Выбрать главу

Когда в день спектакля Эмма, уже в костюме, стояла за занавесом, заглядывая в глазок, публика, заполнявшая зал, тоже сперва показалась ей смешной: приказчики, писцы адвокатских контор и почтенные ремесленники с женами и детьми. Однако среди них она увидела и неуклюжие фигуры в форме матросов королевского флота. Людей с военных судов на Темзе, вернувшихся из боев с американскими пиратами, залатавших свои дыры и теперь старавшихся набрать новые команды.

Не было ли среди них и людей с «Тесея»?

Эмма с беспокойством посмотрела на Тома. Он сидел рядом с огромным боцманом, его левая рука была спрятана в петлю под курткой. Лицо его было так спокойно, что тревога Эммы исчезла.

Занавес раздвинулся, и она впервые в жизни ступила на сцену. Теперь она забыла обо всем; она была Джульеттой, ею владела любовь, она ликовала и страдала. Воспоминания об Овертоне, боль разлуки с ним, надежда на свидание — все эти тайные мысли и чувства выливались теперь в поэтических словах. И лишь услыхав в конце акта громкие рукоплескания, она как бы пробудилась ото сна. Ее все снова и снова вызывали, она кланялась, прижимал руки к бьющемуся сердцу, улыбкой благодарила за букетики цветов, которые ей бросали.

Да, она тщеславна, но тщеславие это было так сладостно. Оно было как аромат цветов, золотые солнечные лучи и огненное вино.

За кулисами мистер Гибсон бесконечно пожимал ей руки.

— Большой талант, — кричал он своим тонким птичьим голосом. — И это я открыл его. Я завтра же иду к Гаррику. Он придет, увидит и ангажирует. Я знаю его, он мой закадычный друг!

— Дочь моя! — всхлипывала миссис Гибсон. — Вы мне дочь! Моя жемчужина, мое сокровище, моя драгоценная!

Вошел Том. На его славном честном лице еще не угасло волнение, вызванное ее игрой. Он остановился в дверях, как бы не смея приблизиться к Эмме.

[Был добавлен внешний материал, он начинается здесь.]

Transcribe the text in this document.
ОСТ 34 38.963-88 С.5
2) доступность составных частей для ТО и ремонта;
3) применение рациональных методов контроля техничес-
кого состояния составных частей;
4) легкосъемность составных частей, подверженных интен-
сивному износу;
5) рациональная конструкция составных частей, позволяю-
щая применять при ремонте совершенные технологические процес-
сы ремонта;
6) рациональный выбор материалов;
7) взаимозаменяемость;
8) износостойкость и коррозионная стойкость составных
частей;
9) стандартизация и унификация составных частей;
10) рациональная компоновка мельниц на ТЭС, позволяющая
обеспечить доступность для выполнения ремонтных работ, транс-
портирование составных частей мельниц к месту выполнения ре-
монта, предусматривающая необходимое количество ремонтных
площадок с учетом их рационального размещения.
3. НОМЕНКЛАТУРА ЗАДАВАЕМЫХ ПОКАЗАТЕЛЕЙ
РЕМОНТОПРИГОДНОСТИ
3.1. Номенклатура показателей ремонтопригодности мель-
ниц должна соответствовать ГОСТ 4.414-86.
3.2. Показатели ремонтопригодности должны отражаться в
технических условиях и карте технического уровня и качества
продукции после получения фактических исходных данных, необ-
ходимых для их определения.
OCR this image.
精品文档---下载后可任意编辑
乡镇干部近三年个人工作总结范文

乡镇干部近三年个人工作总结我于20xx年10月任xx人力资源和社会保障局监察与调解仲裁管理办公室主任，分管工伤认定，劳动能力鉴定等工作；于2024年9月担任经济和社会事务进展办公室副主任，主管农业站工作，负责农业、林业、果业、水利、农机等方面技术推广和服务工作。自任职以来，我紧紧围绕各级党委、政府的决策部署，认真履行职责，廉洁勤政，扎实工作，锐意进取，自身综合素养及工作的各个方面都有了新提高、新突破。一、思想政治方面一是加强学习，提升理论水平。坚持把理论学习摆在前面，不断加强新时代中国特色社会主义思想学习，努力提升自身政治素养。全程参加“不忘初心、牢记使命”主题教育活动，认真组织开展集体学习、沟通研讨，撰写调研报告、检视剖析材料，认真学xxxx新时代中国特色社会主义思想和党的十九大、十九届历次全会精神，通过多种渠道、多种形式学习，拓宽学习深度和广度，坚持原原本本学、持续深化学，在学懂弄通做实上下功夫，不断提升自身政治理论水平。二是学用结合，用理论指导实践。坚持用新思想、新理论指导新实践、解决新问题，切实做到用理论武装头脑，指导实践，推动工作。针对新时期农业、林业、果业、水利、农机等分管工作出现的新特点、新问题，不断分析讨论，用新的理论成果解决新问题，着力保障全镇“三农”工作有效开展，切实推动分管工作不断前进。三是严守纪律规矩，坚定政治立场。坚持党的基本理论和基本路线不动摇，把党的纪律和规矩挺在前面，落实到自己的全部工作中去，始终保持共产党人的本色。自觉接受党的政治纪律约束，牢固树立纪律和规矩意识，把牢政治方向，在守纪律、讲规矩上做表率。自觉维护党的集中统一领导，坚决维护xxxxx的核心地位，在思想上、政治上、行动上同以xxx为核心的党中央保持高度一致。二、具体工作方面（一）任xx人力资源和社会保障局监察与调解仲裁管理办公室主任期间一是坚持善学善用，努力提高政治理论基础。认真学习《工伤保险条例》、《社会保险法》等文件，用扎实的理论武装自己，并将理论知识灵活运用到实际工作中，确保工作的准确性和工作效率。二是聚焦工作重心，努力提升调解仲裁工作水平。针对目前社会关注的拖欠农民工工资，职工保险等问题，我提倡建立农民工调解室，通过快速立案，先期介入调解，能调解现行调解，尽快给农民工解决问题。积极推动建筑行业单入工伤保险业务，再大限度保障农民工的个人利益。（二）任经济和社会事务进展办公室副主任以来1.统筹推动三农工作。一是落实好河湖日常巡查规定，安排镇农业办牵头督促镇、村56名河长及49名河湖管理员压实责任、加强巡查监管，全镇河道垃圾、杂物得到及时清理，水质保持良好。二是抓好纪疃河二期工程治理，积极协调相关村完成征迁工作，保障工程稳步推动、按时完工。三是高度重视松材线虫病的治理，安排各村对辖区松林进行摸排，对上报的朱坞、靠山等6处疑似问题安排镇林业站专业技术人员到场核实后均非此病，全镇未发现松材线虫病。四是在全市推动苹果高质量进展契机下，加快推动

Ни слова не говоря, Эмма поднялась, охватила его голову обеими руками и трижды поцеловала его в губы.

Лицо Тома покрыла смертельная бледность, и когда она его отпустила, он пошатнулся, как пьяный.

Глава одиннадцатая

Они собирались пойти домой, но миссис Гибсон удержала их. Предстояли еще танцы, и просто недопустимо, чтобы на них не было королевы вечера.

Эмма охотно согласилась остаться. Она была в упоении. Разгоряченная, она непрерывно смеялась и сыпала остротами. Ей было необходимо видеть вокруг себя людей, слышать лесть, наслаждаться своим триумфом. Она с отвращением думала об одинокой маленькой комнате, в которой ей предстояло провести бессонную ночь.

В зале сдвинули к стенам столы и стулья, чтобы освободить место для танцев. Публика стала по обеим сторонам зала, четко разделившись на группы: справа моряки, слева горожане с женами и детьми. Когда вошла Эмма, раздалось троекратное ура и оркестр сыграл туш.

Мистер Гибсон открыл бал задорным матросским танцем. Он крутил тросточку, подбрасывал ее в воздух и снова ловил, балансируя при этом стоящей на его голове тарелкой с сыром, которая ни разу не упала, несмотря на все его прыжки и ужимки. Затем стали танцевать контраданс, в котором приняли участие все присутствующие. Дамы сходились к центру зала и снова расходились, кавалеры топали ногами, крепко зажав в зубах горящие трубки, размахивали шелковыми носовыми платками, кружили дам, толкались, спотыкались, пока не попадали, тяжело дыша, на свои стулья.

От масляных ламп тянулся удушающий чад, он смешивался с поднятой столбом пылью, резким запахом напитков, влажными испарениями разгоряченных тел.

Эмму охватило отвращение. Она невольно вспомнила Клуб Адского огня: здесь, у простолюдинов, как и там, у аристократов, — все та же жажда наслаждений, та же тяга к пьянству и разгулу. Благоразумие и умеренность можно встретить лишь у тихих людей среднего сословия, у Томасов в Хадне, у Кейнов на Флит-стрит в Лондоне.